The US Treasury creates so much supply of securities, that the market could NEVER absorb it on its own. The Fed must provide the demand. This started with the first TARP, which ironically the market was able to absorb on its own because there was so much panic that the world massively panicked INTO Treasuries. At that time, Primary Dealers were net short Treasuries. 

Fast forward a dozen years and everybody is filled to the gills with long Treasuries, and leveraged to the nth degree to carry them.

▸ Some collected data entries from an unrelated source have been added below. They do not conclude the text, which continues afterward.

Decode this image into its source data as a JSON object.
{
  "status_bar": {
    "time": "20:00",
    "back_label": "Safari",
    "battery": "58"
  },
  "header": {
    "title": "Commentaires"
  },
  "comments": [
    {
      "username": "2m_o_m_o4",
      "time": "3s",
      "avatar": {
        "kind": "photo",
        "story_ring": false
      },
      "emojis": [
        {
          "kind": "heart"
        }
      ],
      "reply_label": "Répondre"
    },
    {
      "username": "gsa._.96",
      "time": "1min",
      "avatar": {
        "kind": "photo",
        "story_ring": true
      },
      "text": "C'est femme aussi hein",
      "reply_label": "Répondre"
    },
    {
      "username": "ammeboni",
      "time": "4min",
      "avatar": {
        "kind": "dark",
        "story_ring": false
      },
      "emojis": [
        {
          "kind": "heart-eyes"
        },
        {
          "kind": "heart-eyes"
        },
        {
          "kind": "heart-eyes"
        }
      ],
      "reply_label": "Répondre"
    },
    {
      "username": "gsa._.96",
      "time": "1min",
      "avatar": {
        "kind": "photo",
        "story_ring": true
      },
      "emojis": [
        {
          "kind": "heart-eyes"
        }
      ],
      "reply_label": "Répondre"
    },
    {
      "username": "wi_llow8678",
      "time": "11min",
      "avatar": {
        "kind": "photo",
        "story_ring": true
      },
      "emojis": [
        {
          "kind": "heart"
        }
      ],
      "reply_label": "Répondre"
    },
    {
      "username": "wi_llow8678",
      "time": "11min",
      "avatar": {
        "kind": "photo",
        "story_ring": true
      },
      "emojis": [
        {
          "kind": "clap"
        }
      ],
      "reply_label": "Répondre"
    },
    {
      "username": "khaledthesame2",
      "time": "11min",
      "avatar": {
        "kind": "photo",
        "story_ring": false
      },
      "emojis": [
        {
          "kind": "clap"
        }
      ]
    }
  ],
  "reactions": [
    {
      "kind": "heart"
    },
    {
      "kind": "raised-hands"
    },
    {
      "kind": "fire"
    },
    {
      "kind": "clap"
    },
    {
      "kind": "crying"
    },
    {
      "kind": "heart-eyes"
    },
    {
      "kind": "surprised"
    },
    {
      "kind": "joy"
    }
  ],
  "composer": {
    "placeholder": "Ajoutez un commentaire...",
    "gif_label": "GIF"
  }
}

Therefore the Fed must print enough money to buy enough or fund enough of the Treasury supply to keep prices high and yields low.  Ever since QE1, the magic number has been 85-90%. 

The relentless drop in prices tells us that at that rate today, the Fed isn't creating sufficient demand to absorb enough supply to keep prices stable. Dealers and institutions are so stuffed with inventory and overleveraged that they can't take another dime of new supply. The market has been choking on this shit since last August. The Fed reduced emergency QE in July. Direct cause and effect. 

In other words, the Fed is too tight at the given level of supply.  And supply will double soon.  We're about to see the MMT crowd face their come to Jaysus moment. 

Then what will the Fed do, and when will it do it? Those are the two great questions. We answer them based on the Fed's historical behavior. The Fed is people. People behave in similar ways in similar situations.